Cláudio Messias*
Há, definitivamente, algo errado com o tempo. E quando refiro a tempo entro na complexidade do étimo, com seus múltiplos significados. Apropriando daquilo que enunciavam os mais antigos, olho para o tempo e não vejo somente passado, presente e futuro; vejo chuva chegando ou prenúncio de estiagem. Enxergo, por exemplo, que em 2013, já quase passado, muitas foram as manifestações de que o clima, denominação mais contemporânea para o tempo natureza, esteve anormal. Está fora do normal,
No final da década de 1990 acompanhei o professor Ronaldo Cicciliato, do colégio Xereta, a uma das expedições que fazia com seus alunos nos arredores do rio Paranapanema. De conversa boa e um jeito doidão, estabanado, Ronaldo é uma das pessoas a que chamo de figuraças. E naquele ano - talvez, 1997 -, dentro de um barco a motor, eu e o fotógrafo Lúcio Coelho registrávamos, em reportagem, o contato dos estudantes, em uma aula legítima e literalmente prática de geografia, com o encontro entre os rios Cinza e Paranapanema, cada qual com sua coloração específica. E dentro do barco Ronaldo dizia, na nossa conversa paralela, sobre alguns dos impactos que os lagos das usinas hidrelétricas de Canoas I e II trariam para o Médio Vale.

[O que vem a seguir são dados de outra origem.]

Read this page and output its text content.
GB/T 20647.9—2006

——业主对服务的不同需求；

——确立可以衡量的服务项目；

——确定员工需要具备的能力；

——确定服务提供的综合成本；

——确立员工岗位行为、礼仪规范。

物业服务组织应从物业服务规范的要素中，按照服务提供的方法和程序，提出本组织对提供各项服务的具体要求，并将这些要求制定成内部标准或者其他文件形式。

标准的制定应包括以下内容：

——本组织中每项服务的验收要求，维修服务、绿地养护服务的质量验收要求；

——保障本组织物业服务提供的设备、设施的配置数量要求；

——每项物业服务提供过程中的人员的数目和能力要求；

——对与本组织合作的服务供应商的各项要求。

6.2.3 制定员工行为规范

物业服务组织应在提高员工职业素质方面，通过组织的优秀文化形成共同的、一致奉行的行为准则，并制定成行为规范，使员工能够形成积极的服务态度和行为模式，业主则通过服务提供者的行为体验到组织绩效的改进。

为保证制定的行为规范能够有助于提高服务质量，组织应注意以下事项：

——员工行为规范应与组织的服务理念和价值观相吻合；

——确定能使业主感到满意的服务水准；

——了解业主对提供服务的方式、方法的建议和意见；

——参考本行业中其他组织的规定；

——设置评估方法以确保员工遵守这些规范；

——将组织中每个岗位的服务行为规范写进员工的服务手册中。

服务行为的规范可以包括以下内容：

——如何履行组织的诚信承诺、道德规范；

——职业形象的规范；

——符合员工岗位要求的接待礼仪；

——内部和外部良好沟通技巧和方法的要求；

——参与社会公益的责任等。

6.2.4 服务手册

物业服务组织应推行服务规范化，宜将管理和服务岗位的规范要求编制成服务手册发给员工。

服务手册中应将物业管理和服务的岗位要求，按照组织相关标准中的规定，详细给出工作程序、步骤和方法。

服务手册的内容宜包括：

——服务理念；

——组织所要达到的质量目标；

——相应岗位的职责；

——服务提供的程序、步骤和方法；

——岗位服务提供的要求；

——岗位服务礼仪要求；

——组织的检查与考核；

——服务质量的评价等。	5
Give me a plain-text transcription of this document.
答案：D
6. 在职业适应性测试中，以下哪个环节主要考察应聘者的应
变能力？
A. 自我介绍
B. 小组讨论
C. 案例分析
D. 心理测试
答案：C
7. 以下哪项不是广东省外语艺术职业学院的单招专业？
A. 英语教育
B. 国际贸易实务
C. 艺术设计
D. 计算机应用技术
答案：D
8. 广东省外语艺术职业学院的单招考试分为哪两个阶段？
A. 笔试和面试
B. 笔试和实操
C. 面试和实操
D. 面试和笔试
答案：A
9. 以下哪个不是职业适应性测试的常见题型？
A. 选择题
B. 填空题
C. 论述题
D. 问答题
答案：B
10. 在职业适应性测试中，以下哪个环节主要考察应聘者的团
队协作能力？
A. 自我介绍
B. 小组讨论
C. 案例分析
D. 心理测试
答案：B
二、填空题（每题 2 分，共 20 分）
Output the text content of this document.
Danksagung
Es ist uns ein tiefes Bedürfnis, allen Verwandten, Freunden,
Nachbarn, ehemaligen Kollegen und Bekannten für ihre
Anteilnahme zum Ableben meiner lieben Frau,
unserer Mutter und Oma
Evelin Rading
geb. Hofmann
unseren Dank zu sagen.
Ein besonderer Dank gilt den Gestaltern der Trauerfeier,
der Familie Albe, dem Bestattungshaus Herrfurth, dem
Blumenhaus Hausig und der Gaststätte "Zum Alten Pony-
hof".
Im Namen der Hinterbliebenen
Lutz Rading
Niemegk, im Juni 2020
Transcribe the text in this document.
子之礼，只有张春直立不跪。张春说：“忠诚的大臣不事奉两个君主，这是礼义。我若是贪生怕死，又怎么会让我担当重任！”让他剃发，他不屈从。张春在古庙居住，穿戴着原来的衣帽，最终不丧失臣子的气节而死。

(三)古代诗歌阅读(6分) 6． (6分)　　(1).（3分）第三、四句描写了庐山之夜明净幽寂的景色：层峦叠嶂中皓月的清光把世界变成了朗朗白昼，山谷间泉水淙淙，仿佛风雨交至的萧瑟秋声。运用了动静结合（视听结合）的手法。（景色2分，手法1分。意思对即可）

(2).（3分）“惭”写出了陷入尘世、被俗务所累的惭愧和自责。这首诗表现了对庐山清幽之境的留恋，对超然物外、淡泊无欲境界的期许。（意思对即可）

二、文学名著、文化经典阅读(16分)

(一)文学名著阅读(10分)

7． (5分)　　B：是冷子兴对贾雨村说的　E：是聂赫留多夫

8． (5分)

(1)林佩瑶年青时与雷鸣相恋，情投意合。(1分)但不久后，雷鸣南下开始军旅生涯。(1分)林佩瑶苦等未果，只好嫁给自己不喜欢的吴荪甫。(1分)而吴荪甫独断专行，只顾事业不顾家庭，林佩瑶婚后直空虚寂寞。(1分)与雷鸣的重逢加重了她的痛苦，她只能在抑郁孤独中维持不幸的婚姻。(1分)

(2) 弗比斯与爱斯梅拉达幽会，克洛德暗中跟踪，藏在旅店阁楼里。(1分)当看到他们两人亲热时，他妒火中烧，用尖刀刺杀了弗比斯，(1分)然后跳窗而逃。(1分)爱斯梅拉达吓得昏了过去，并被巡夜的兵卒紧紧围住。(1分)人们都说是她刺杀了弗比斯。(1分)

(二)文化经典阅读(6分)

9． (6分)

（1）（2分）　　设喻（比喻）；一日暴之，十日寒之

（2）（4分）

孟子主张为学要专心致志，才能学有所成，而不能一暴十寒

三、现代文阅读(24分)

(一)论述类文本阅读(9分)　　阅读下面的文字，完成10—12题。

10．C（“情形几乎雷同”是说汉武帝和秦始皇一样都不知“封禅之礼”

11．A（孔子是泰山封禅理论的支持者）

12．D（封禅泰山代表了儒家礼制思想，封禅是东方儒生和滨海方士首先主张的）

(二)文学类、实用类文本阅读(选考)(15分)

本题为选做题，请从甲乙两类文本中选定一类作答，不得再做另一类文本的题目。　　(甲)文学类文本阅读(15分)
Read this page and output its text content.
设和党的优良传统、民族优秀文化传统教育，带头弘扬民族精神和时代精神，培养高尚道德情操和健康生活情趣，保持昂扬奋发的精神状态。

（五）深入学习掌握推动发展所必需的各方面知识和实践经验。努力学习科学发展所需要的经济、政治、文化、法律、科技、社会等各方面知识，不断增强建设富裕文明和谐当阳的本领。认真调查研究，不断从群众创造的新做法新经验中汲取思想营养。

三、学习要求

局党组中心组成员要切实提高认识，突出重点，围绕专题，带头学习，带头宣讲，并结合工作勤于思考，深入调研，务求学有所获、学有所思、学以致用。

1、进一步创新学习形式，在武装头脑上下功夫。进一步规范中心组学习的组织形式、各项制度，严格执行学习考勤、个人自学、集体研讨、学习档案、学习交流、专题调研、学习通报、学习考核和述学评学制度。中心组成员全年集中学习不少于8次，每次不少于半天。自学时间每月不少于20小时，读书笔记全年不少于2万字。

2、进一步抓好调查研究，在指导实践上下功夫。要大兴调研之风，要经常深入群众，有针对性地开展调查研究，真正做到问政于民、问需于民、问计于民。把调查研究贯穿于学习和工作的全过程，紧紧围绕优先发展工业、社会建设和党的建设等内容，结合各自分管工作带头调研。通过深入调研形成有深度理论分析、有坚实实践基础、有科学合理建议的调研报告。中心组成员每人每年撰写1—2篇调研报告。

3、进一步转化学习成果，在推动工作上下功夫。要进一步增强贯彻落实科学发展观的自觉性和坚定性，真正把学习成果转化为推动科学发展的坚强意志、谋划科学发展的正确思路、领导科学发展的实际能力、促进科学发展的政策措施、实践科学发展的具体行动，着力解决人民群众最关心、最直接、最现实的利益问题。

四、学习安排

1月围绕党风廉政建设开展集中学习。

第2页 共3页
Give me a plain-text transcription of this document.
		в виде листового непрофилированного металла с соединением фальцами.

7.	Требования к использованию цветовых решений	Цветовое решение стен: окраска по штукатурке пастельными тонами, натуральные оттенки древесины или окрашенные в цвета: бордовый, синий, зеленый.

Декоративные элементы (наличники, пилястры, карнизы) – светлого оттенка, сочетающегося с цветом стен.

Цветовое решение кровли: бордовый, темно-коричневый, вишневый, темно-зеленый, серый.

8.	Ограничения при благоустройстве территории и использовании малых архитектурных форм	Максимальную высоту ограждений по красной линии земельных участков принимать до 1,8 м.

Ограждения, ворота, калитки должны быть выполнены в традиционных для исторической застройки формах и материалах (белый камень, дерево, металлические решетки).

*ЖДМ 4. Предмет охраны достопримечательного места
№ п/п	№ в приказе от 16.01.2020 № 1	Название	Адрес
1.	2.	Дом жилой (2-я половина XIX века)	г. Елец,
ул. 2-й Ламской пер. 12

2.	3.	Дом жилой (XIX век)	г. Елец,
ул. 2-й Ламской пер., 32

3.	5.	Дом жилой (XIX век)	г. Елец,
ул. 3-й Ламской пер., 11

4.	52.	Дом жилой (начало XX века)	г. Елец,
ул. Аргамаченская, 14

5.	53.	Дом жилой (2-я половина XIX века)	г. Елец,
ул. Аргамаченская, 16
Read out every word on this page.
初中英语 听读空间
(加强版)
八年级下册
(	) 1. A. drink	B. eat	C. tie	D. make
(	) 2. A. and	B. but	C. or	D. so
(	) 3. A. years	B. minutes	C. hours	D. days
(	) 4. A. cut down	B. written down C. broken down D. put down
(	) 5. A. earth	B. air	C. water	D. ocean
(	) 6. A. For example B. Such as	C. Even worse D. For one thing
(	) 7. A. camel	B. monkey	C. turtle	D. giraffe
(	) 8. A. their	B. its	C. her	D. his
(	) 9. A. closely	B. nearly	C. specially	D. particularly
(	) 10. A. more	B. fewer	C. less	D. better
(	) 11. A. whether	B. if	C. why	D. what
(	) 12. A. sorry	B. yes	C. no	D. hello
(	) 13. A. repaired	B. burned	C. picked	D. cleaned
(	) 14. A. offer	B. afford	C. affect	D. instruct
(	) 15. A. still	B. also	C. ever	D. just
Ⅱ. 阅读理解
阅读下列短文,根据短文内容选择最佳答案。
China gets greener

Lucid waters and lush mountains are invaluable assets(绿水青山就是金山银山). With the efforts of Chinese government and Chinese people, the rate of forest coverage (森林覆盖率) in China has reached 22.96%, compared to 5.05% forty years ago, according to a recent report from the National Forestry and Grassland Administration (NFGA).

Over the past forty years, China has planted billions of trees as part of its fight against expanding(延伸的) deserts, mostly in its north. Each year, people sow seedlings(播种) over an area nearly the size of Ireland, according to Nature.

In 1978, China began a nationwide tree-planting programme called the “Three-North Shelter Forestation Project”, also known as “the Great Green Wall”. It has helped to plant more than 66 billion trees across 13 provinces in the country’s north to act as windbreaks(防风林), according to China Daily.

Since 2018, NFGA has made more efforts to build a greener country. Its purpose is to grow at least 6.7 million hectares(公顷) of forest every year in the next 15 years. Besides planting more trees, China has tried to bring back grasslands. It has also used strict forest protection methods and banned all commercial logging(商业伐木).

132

O professor de geografia e ambientalista advertia para o fato de o impacto ambiental do complexo Canoas ser muito mais amplo do que as adjacências que estavam sob a mira do Ministério Público, do Ibama, enfim, do Estado. Naquele ano as comportas começariam a fechar nas duas usinas, formando definitivamente os lagos, já quase cheios. E como consequência, prenunciava Cicciliato, viriam dias mais quentes e noites mais amenas. Em regiões próximas a lagos artificiais, observava o ambientalista, costumam bater brisas noturnas, principalmente na transição entre noite e madrugada. Mais precisamente, a partir das 23 horas, no caso da região.
Tudo bem, pode ser que a brisa das 23 horas sempre tenha batido em Assis, mesmo antes da vinda do capitão Francisco de Assis Nogueira, mais de um século atrás. Mas, pouco tempo depois de ter ouvido aquela observação de Ronaldo Cicciliato, já formados os lagos de Canoas I e II, lá vem a brisa noturna das 23 horas. A noite pode estar quente, abafada, com o ar aparado, dando aquela sensação de insuportabilidade típica daqui, do Médio Vale, mas em Assis, cravada a meia-noite, está batendo uma brisa. Você, raro e exceto leitor que mora ou está em Assis, faça o teste. A brisa a que me refiro vem do sentido Cândido Mota>Assis, ou seja, sopra na direção Sul>Norte, bem de leve.
Se há, realmente, alteração no clima regional como teorizou Ronaldo Cicciliato ela decorre de intervenção humana, já que os lagos do complexo Canoas são, obviamente, artificiais. No macro, contudo, creio que seria promover demais a raça humana dizer que o planeta como um todo está mudando em decorrência de nossa curta passagem cá por esse solo que nada mais é do que um ponto isolado e perdido no Universo (fosse o contrário, receberíamos marcianos, venusianos e outros extra-terrestres para as festas de fim-de-ano, aniversários, batizados, etc, sem contar que muitos exemplares masculinos daqui pagariam pensões em outras galáxias, etc).
É essa mudança macro, no clima, que me instiga ultimamente. Já citei aqui, no Blog, meu estranhamento a um Natal, na década passada, em que tivemos, em casa, de recorrer a parentes e vizinhos para dar conta de acomodar a todos os visitantes, à noite, com... cobertores. Era 23 de dezembro de 2004, em um início de verão cinza, que mais parecia outono. Nuvens baixas, garoa e temperatura abaixo dos 20 graus. Agora, neste exato momento em que escrevo, o relógio marca 12h02 de 30 de dezembro, o céu está cinza e a temperatura ambiente é de 25 graus.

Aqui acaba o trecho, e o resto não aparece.